Der pathologische Zustand tritt aufgrund eines gestörten Kohlenhydratstoffwechsels auf, der durch einen Mangel an Insulin verursacht wird, einem Hormon, das den Zellen hilft, Glukose aufzunehmen. Darüber hinaus übersteigt im Blutkreislauf die Konzentration von Glucose und Keton oder auf andere Weise Acetonkörper (Aceton, Acetoacetat, Beta-Hydroxybuttersäure usw.) die physiologisch normalen Werte signifikant. Ihre Bildung erfolgt durch schwere Verletzungen des zugrunde liegenden Stoffwechsels und des Fettstoffwechsels. In Ermangelung einer rechtzeitigen Unterstützung führen Veränderungen zur Entwicklung eines ketoazidotischen diabetischen Komas.

Die Rolle von Insulin bei Glykämie

Pathogenese

Glukose ist eine universelle Energiequelle für die Arbeit aller Körperzellen und insbesondere des Gehirns. Sie beginnt mit der mangelnden Durchblutung, dem Abbau von Glykogenspeichern (Glykogenolyse) und der Aktivierung der endogenen Glukosesynthese (Glukoneogenese). Um Gewebe auf alternative Energiequellen umzustellen - brennende Fettsäuren, wird das hepatische Acetyl-Coenzym A in den Blutkreislauf ausgeschieden und der Gehalt an Ketonkörpern - werden Nebenprodukte der Spaltung, die normalerweise in einer minimalen Menge gehalten werden und toxisch sind, erhöht. Ketose verursacht normalerweise keine Elektrolytstörungen, aber im Verlauf der Dekompensation entwickeln sich metabolische Azidose und aketonämisches Syndrom.

Die Grundlage für einen gestörten Kohlenhydratstoffwechsel ist ein Insulinmangel, der zu einer Erhöhung der Glukosekonzentration im Blut führt - Hyperglykämie vor dem Hintergrund des Energiemangels der Zellen sowie zu einer osmotischen Diurese, einer Verringerung des Volumens der extrazellulären Flüssigkeit, die eine Verringerung des Nierenblutflusses, einen Verlust der Plasmaelektrolyte und eine Dehydration verursacht.
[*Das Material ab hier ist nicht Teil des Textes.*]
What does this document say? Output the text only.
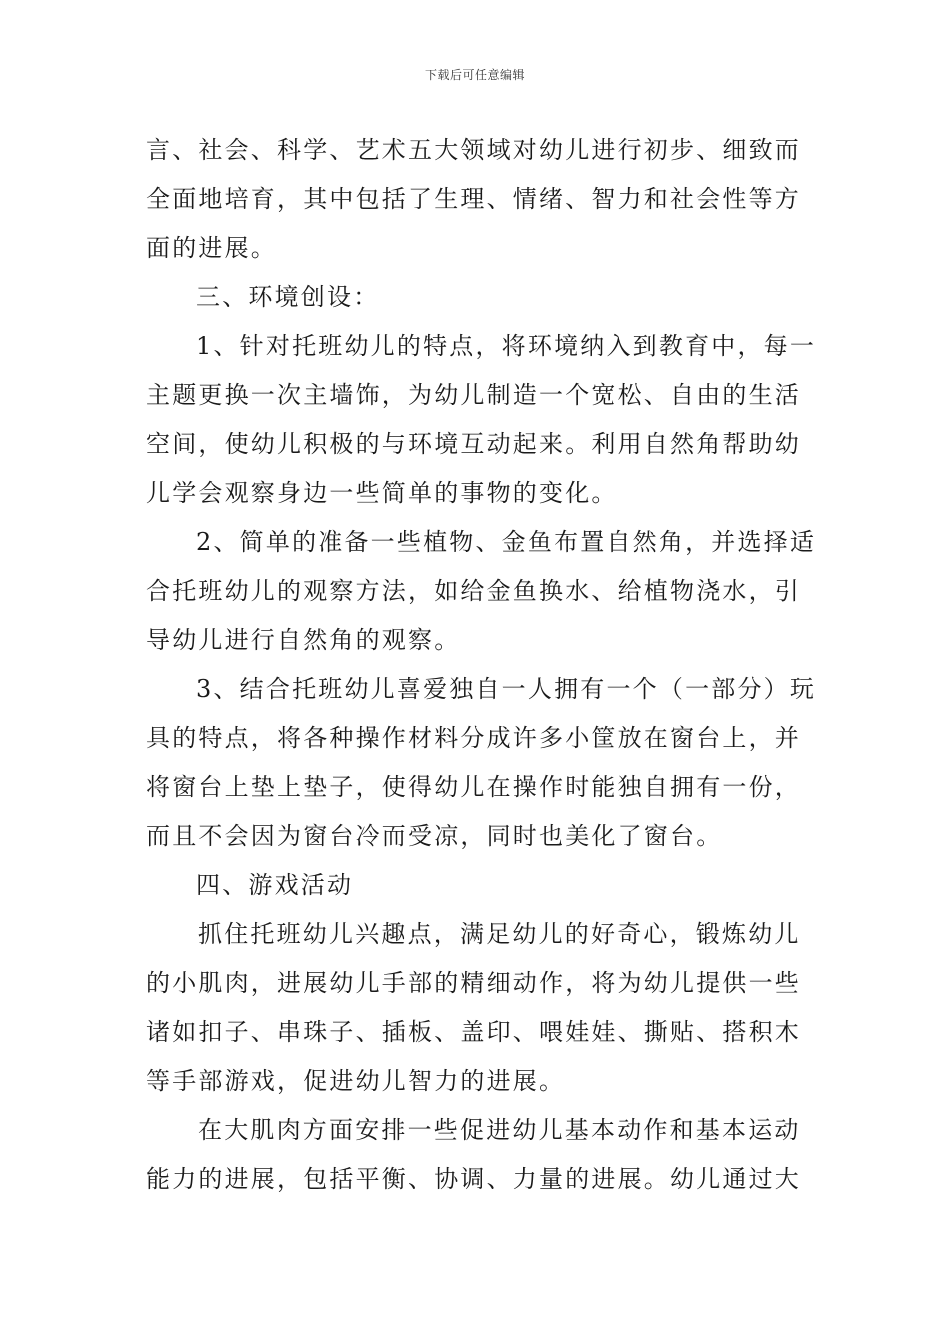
下载后可任意编辑
言、社会、科学、艺术五大领域对幼儿进行初步、细致而
全面地培育，其中包括了生理、情绪、智力和社会性等方
面的进展。
三、环境创设：
1、针对托班幼儿的特点，将环境纳入到教育中，每一
主题更换一次主墙饰，为幼儿制造一个宽松、自由的生活
空间，使幼儿积极的与环境互动起来。利用自然角帮助幼
儿学会观察身边一些简单的事物的变化。
2、简单的准备一些植物、金鱼布置自然角，并选择适
合托班幼儿的观察方法，如给金鱼换水、给植物浇水，引
导幼儿进行自然角的观察。
3、结合托班幼儿喜爱独自一人拥有一个（一部分）玩
具的特点，将各种操作材料分成许多小筐放在窗台上，并
将窗台上垫上垫子，使得幼儿在操作时能独自拥有一份，
而且不会因为窗台冷而受凉，同时也美化了窗台。
四、游戏活动
抓住托班幼儿兴趣点，满足幼儿的好奇心，锻炼幼儿
的小肌肉，进展幼儿手部的精细动作，将为幼儿提供一些
诸如扣子、串珠子、插板、盖印、喂娃娃、撕贴、搭积木
等手部游戏，促进幼儿智力的进展。
在大肌肉方面安排一些促进幼儿基本动作和基本运动
能力的进展，包括平衡、协调、力量的进展。幼儿通过大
Zusätzlich wird die Lipolyse aktiviert und die Menge an freiem Glycerin steigt an, was zusammen mit einer erhöhten Sekretion von endogener Glucose infolge von Neoglucogenese und Glycogenolyse das Niveau der Hyperglykämie weiter erhöht.

Unter Bedingungen einer verringerten Energieversorgung des Körpergewebes wird eine verstärkte Ketogenese in der Leber ausgelöst, aber Gewebe sind nicht in der Lage, eine solche Menge an Ketonen zu nutzen, und die Ketonämie nimmt zu. Dies äußert sich in einem ungewöhnlichen Acetonatem. Wenn Superkonzentrationen von Ketonkörpern bei Patienten die Nierenbarriere überschreiten, werden Ketonurie und eine erhöhte Ausscheidung von Kationen beobachtet. Die Erschöpfung der zur Neutralisierung von Acetonverbindungen verwendeten alkalischen Reserven führt zur Entwicklung einer Azidose und des pathologischen Zustands von Präkom, Hypotonie und einer Abnahme der peripheren Blutversorgung.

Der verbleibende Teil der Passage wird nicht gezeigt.